Two framing problems show up next. The "I was right, they were wrong" narrative, where the manager exists in the story only to be wrong, downgrades Earn Trust and invites an uncomfortable follow-up about what happened to the relationship afterward. Worse is insubordination as the ending: continued resentment, going around the manager to their boss, or refusing to execute reads as a flight risk even when you were technically right.

The most commonly missed piece is the commit beat. A story that ends at "we disagreed and they made the call" is incomplete, because it never shows what you did to make the chosen path succeed despite preferring a different direction. Without it, the writeup notes that you disagreed but did not demonstrate commit.

Two smaller traps round this out. Outcome-laundering, where a manager's correct decision gets retold to make you look prescient, usually shows through; a clean "the call went against me and turned out to be the better one" scores higher than retroactive vindication. And conviction without evidence, "I felt strongly that we should use technology X" with no data, prior incidents, customer signal, or stated principle, sounds like opinion. The versions that work show what evidence you brought to the conversation.

How This Answer Changes by Level

The substance of what you push back on grows with seniority:

Scroll
Target levelExpected disagreementStakes
IC3 / IC4A code review, library choice, or scoping detailQuality of one feature
IC5A design direction, a sprint commitment, a project trade-offQuality and velocity of a project
IC6 / IC7A strategic call, a hiring decision, an org structure choiceDirection of the team, area, or org

At staff+, "I disagreed with my manager about a code review" is the wrong scale.
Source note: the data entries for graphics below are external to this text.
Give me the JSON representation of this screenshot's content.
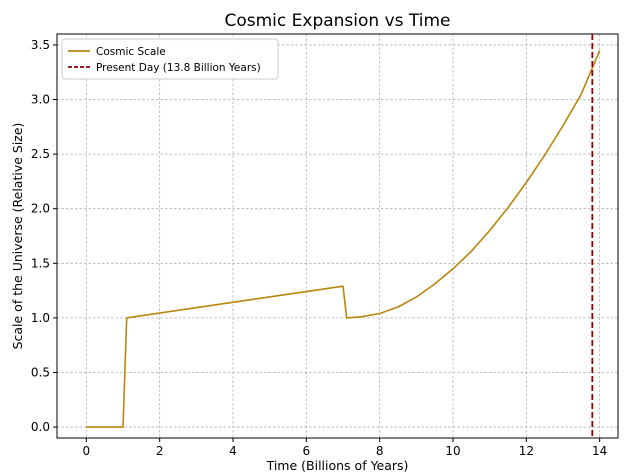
{
  "chart_data": {
    "type": "line",
    "title": "Cosmic Expansion vs Time",
    "xlabel": "Time (Billions of Years)",
    "ylabel": "Scale of the Universe (Relative Size)",
    "xlim": [
      -0.8,
      14.5
    ],
    "ylim": [
      -0.1,
      3.6
    ],
    "xticks": [
      0,
      2,
      4,
      6,
      8,
      10,
      12,
      14
    ],
    "yticks": [
      0.0,
      0.5,
      1.0,
      1.5,
      2.0,
      2.5,
      3.0,
      3.5
    ],
    "ytick_labels": [
      "0.0",
      "0.5",
      "1.0",
      "1.5",
      "2.0",
      "2.5",
      "3.0",
      "3.5"
    ],
    "grid": true,
    "legend_position": "top-left",
    "series": [
      {
        "name": "Cosmic Scale",
        "color": "#b8860b",
        "style": "solid",
        "x": [
          0,
          1.0,
          1.1,
          7.0,
          7.1,
          7.5,
          8.0,
          8.5,
          9.0,
          9.5,
          10.0,
          10.5,
          11.0,
          11.5,
          12.0,
          12.5,
          13.0,
          13.5,
          14.0
        ],
        "y": [
          0.0,
          0.0,
          1.0,
          1.29,
          1.0,
          1.01,
          1.04,
          1.1,
          1.19,
          1.31,
          1.45,
          1.61,
          1.8,
          2.01,
          2.24,
          2.49,
          2.76,
          3.05,
          3.45
        ]
      }
    ],
    "reference_lines": [
      {
        "name": "Present Day (13.8 Billion Years)",
        "orientation": "vertical",
        "x": 13.8,
        "color": "#8b0000",
        "style": "dashed"
      }
    ]
  }
}
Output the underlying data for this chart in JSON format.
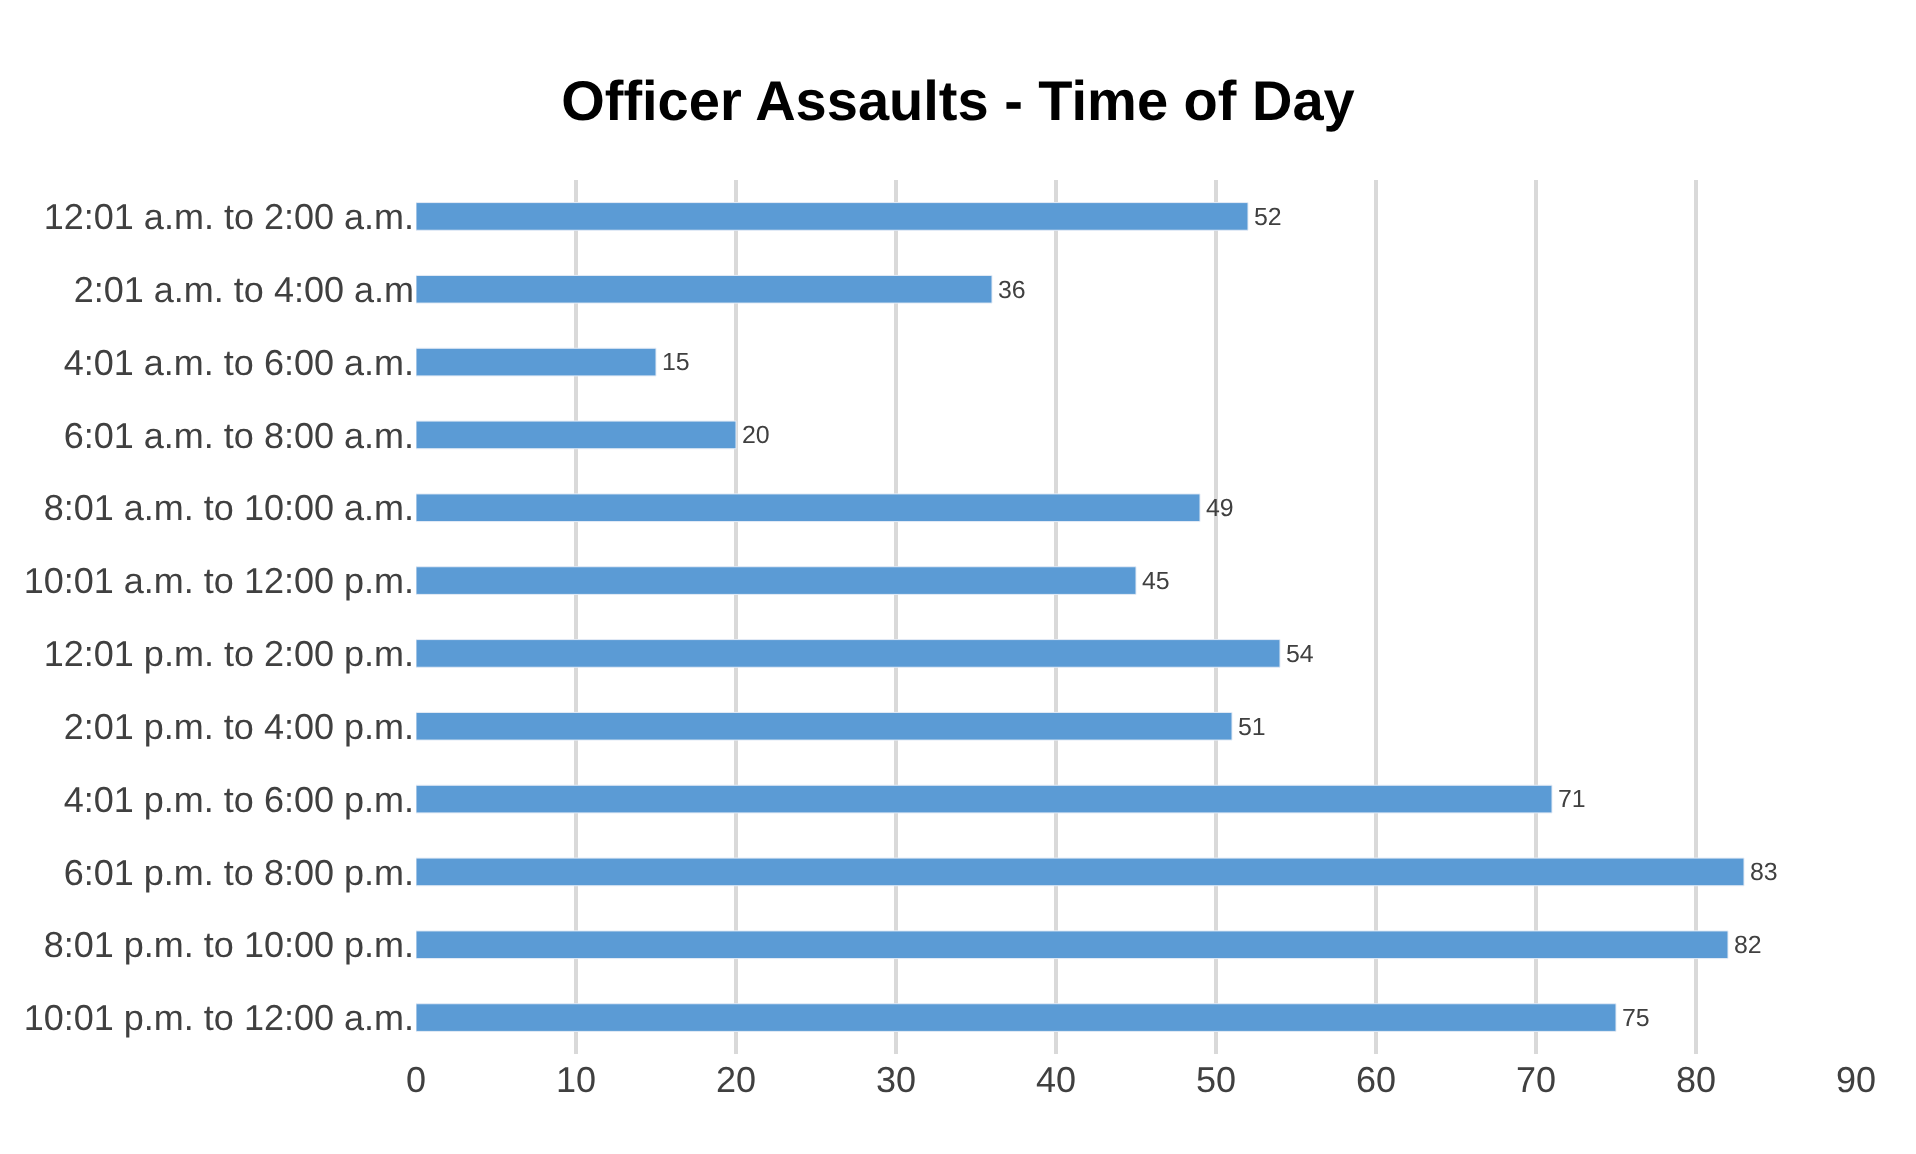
{
  "chart_data": {
    "type": "bar",
    "orientation": "horizontal",
    "title": "Officer Assaults - Time of Day",
    "categories": [
      "12:01 a.m. to 2:00 a.m.",
      "2:01 a.m. to 4:00 a.m",
      "4:01 a.m. to 6:00 a.m.",
      "6:01 a.m. to 8:00 a.m.",
      "8:01 a.m. to 10:00 a.m.",
      "10:01 a.m. to 12:00 p.m.",
      "12:01 p.m. to 2:00 p.m.",
      "2:01 p.m. to 4:00 p.m.",
      "4:01 p.m. to 6:00 p.m.",
      "6:01 p.m. to 8:00 p.m.",
      "8:01 p.m. to 10:00 p.m.",
      "10:01 p.m. to 12:00 a.m."
    ],
    "values": [
      52,
      36,
      15,
      20,
      49,
      45,
      54,
      51,
      71,
      83,
      82,
      75
    ],
    "color": "#5b9bd5",
    "xlim": [
      0,
      90
    ],
    "xticks": [
      0,
      10,
      20,
      30,
      40,
      50,
      60,
      70,
      80,
      90
    ],
    "grid": "x",
    "data_labels": true
  }
}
The expected story is closer to "I disagreed with my director about the multi-quarter direction for our area, brought a written counter-proposal, and we eventually agreed on a hybrid path."

Inside the Action Step

Three beats matter here: how you prepared, how the conversation actually went, and how you handled the decision afterward.

  1. Prepare with data: Walk in with more than conviction. Bring the evidence, risk, user impact, or technical principle that made the disagreement worth raising.
  2. Engage in dialogue: Explain how you approached the conversation. It was a private, respectful dialogue, not a public confrontation. You presented your case, but you also listened to their perspective.
  3. Respect the decision (disagree and commit): Clearly state what the final decision was and how you fully committed to making it work, regardless of whether you initially agreed with it.